Applying enough time and weight to today’s organic material will see it converted into oil, just as in the case of dinosaurs and dead plants of long ago. Dead-matter that floats in, and settles to, the bottom of the world’s oceans – no matter how shallow or how deep – gets eaten by some creature; converted to another use. Today’s living things become tomorrow’s food. That’s nature. Nature is constantly recycling.
The productive person will take the “garbage” experiences; the pain, the disappointments, the failed plans …and every other otherwise negative aspect of life …and convert it to use. He or she will find the usefulness of those events and choose to appreciate them.
By choosing to convert everything into use, the productive person will then find it easier to forgive others …and him- or herself. He or she will stop blaming others and God, and stop being angry with others …and God.

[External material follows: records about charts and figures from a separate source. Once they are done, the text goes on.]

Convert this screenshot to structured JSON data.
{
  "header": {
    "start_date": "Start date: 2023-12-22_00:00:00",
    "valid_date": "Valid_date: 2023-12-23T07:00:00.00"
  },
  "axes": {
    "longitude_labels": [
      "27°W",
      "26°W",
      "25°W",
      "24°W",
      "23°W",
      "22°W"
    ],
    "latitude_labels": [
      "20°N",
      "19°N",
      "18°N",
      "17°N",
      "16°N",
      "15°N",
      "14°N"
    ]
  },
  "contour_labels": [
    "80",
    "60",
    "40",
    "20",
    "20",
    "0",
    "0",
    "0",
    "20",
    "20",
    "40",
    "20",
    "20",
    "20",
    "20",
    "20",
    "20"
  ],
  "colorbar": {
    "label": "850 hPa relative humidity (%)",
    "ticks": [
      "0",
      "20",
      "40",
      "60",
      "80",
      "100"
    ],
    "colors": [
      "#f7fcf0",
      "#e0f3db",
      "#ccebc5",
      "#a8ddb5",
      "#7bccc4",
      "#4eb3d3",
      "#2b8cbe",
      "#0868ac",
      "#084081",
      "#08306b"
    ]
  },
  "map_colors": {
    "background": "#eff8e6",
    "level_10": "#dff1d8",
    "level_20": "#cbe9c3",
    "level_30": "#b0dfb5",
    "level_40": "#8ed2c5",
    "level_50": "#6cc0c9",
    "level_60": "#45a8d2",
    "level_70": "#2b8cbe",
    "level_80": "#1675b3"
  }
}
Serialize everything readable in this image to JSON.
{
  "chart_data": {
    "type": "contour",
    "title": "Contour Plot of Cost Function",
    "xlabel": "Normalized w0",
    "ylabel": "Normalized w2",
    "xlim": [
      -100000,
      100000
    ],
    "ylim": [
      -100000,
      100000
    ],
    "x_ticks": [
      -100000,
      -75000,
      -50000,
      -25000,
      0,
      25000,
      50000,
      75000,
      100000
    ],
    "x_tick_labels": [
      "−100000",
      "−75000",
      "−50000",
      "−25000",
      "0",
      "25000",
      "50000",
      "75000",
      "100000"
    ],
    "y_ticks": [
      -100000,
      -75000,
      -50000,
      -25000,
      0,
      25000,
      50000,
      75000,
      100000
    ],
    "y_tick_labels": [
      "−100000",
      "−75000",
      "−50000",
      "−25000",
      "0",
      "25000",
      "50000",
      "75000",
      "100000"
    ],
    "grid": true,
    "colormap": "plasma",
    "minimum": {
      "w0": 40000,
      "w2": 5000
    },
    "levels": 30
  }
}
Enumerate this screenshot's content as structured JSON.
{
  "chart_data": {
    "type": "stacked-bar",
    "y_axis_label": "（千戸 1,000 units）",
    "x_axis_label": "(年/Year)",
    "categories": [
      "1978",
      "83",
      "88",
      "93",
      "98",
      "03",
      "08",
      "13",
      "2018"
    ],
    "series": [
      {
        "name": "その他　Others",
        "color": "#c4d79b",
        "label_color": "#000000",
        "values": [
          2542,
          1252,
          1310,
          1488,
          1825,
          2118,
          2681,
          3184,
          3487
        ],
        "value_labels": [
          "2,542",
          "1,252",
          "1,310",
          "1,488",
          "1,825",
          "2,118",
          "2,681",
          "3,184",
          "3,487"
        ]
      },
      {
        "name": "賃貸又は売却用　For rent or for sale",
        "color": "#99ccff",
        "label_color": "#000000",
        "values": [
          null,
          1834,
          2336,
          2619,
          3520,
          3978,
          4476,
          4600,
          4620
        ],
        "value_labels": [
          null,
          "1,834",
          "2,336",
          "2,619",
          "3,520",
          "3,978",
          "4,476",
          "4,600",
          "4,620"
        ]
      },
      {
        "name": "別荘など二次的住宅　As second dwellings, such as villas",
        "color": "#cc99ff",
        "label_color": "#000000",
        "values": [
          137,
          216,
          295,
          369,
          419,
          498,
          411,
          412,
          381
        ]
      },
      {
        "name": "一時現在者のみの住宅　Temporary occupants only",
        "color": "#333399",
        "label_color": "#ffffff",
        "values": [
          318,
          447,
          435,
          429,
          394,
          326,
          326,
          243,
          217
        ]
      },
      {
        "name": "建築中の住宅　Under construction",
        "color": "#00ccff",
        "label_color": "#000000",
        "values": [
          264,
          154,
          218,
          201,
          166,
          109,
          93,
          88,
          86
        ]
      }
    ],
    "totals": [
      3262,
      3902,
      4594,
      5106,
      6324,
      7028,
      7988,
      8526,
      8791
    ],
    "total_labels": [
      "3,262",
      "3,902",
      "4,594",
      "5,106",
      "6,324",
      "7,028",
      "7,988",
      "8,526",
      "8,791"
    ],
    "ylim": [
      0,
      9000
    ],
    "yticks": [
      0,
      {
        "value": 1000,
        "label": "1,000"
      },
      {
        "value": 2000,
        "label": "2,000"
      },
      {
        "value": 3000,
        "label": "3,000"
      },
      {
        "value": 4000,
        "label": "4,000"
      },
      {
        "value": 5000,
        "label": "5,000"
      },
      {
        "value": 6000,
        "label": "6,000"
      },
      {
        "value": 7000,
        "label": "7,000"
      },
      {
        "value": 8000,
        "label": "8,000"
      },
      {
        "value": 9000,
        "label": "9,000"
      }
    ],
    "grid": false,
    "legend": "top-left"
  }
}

The productive person will acknowledge that nature has much to teach. If we wonder if it is a good idea to resist or accept unchangeable aspects of reality, nature suggests that we ought to just “go with it” rather than fight it. We fight it when we get angry, and stay angry, about wrongs done to us. We “go with it” when we choose to be grateful in all things.
All things. That’s a lot of things.
Nature is constantly recycling all matter. Man is the only part of God’s Creation that routinely makes the conscious choice to resist that natural flow of things, often choosing instead to hold on to grievances and to things and to ways of being that just don’t work very well. We would do better to make use of the usable aspects of every seemingly unexplainable event that happens in our lives and to let go of the rest.
Do you recycle? Maybe it’s time to start.